- Coordinates (Obsza): 50°19′N 22°58′E﻿ / ﻿50.317°N 22.967°E
- Country: Poland
- Voivodeship: Lublin
- County: Biłgoraj
- Seat: Obsza

Area
- • Total: 115.8 km^{2} (44.7 sq mi)

Population (2006)
- • Total: 4,411
- • Density: 38/km^{2} (99/sq mi)
- Website: http://www.obsza.gmina.woi.lublin.pl

= Gmina Obsza =

Gmina Obsza is a rural gmina (administrative district) in Biłgoraj County, Lublin Voivodeship, in eastern Poland. Its seat is the village of Obsza, which lies approximately 31 km south-east of Biłgoraj and 108 km south of the regional capital Lublin.

The gmina covers an area of 113.23 km2, and as of 2006 its total population is 4,411.

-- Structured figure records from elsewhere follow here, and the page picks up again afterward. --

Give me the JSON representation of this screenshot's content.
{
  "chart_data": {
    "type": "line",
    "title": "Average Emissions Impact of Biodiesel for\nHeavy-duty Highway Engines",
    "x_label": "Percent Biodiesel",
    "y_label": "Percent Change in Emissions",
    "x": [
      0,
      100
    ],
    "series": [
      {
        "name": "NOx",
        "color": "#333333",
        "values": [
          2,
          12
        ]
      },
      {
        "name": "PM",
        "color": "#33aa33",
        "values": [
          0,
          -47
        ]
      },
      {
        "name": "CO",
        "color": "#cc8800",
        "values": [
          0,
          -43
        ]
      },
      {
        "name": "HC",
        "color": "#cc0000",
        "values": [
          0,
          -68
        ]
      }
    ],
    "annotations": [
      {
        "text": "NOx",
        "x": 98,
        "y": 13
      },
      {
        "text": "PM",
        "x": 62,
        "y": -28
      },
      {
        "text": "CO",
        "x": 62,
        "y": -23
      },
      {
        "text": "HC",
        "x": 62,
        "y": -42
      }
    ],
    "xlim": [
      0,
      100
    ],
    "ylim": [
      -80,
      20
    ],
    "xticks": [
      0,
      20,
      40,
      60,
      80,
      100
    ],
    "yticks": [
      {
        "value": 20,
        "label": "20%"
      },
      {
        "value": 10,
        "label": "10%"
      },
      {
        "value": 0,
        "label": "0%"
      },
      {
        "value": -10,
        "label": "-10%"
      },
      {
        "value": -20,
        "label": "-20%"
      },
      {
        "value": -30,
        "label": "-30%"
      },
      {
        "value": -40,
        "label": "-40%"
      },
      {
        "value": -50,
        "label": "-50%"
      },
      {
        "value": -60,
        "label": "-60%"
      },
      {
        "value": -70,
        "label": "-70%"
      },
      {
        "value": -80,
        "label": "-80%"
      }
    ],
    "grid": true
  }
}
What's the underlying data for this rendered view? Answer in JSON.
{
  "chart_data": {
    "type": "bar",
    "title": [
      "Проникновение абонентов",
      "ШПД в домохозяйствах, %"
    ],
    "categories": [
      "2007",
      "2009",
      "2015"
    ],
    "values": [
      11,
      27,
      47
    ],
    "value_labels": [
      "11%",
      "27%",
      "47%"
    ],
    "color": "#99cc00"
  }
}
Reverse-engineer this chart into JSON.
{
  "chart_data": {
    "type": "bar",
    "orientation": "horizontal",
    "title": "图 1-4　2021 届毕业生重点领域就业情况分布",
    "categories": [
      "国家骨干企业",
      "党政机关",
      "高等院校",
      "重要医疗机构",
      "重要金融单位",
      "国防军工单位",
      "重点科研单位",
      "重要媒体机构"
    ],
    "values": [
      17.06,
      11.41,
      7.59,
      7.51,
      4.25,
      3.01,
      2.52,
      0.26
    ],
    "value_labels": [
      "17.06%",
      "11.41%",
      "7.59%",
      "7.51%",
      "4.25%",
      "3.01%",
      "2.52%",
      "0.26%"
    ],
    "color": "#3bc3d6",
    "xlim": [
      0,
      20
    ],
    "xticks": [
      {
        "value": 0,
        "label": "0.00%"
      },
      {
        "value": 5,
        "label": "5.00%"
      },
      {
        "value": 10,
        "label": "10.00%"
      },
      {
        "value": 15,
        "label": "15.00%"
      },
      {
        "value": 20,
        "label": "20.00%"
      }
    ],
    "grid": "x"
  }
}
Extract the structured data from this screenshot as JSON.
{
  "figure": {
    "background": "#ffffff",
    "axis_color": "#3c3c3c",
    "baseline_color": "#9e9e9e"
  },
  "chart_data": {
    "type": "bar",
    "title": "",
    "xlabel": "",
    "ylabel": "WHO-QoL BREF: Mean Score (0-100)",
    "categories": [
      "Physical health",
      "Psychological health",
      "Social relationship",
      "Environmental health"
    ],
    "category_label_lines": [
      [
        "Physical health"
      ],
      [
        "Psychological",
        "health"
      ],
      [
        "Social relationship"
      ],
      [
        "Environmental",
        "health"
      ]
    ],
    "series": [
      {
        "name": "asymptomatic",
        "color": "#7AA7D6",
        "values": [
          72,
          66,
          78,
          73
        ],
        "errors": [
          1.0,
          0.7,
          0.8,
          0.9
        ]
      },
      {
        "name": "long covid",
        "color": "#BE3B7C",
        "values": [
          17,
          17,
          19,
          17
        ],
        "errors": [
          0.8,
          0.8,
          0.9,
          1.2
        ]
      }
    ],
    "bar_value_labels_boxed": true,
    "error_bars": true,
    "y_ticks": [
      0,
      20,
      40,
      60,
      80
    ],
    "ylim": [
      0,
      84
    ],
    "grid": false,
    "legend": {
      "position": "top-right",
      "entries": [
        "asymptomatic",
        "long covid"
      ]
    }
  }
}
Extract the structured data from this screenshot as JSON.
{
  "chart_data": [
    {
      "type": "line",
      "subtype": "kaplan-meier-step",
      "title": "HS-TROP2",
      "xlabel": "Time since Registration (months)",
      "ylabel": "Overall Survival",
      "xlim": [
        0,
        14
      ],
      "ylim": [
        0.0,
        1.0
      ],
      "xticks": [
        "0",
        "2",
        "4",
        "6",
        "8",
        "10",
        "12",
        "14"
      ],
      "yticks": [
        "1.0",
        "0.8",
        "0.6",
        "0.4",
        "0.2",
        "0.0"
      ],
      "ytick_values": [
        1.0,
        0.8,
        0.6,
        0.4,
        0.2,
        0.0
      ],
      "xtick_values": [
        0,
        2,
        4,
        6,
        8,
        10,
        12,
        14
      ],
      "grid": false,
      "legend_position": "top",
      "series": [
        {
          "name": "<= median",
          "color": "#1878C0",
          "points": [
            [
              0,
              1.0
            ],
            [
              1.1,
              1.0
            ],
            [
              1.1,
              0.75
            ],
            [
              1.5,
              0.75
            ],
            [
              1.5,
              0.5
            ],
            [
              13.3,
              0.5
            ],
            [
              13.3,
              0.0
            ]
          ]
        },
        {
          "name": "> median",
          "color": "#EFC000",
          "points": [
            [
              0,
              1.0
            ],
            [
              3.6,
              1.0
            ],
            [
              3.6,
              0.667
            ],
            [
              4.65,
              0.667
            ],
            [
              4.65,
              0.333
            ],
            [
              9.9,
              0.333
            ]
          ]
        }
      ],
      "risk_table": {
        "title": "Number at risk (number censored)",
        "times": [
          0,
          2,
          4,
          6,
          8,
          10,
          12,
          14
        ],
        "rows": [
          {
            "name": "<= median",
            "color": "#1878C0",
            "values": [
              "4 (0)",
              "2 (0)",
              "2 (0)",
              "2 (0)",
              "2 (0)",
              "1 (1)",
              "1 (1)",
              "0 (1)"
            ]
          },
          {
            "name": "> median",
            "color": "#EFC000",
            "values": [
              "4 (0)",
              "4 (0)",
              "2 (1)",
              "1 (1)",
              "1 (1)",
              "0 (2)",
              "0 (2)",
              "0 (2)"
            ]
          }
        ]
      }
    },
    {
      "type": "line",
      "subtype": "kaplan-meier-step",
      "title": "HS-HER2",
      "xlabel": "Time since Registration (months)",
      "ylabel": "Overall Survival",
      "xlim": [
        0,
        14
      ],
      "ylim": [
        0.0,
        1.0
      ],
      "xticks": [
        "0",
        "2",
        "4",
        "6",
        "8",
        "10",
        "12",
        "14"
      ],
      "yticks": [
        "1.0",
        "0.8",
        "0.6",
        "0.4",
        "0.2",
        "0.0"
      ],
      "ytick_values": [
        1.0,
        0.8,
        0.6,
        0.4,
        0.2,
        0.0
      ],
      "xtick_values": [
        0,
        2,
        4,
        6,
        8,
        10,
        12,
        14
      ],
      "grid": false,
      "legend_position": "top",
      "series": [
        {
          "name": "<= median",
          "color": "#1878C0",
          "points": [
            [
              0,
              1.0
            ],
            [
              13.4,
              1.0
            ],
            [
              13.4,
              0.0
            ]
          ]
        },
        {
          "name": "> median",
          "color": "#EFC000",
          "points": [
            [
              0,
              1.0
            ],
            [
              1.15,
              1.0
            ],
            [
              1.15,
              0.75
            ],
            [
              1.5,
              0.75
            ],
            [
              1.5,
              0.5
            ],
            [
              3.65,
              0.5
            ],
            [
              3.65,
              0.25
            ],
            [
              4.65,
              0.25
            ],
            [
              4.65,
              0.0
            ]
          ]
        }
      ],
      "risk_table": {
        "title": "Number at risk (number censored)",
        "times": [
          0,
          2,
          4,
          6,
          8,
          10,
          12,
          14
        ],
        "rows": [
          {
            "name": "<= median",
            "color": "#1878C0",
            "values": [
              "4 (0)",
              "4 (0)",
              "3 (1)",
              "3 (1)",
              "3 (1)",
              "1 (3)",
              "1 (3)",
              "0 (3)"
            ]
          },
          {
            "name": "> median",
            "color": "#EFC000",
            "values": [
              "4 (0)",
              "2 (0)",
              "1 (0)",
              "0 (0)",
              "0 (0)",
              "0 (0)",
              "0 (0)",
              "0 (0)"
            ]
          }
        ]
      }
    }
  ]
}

The gmina contains part of the protected area called Puszcza Solska Landscape Park.

==Villages==
Gmina Obsza contains the villages and settlements of Babice, Dorbozy, Obsza, Olchowiec, Wola Obszańska and Zamch.

==Neighbouring gminas==
Gmina Obsza is bordered by the gminas of Cieszanów, Łukowa, Narol, Stary Dzików, Susiec and Tarnogród.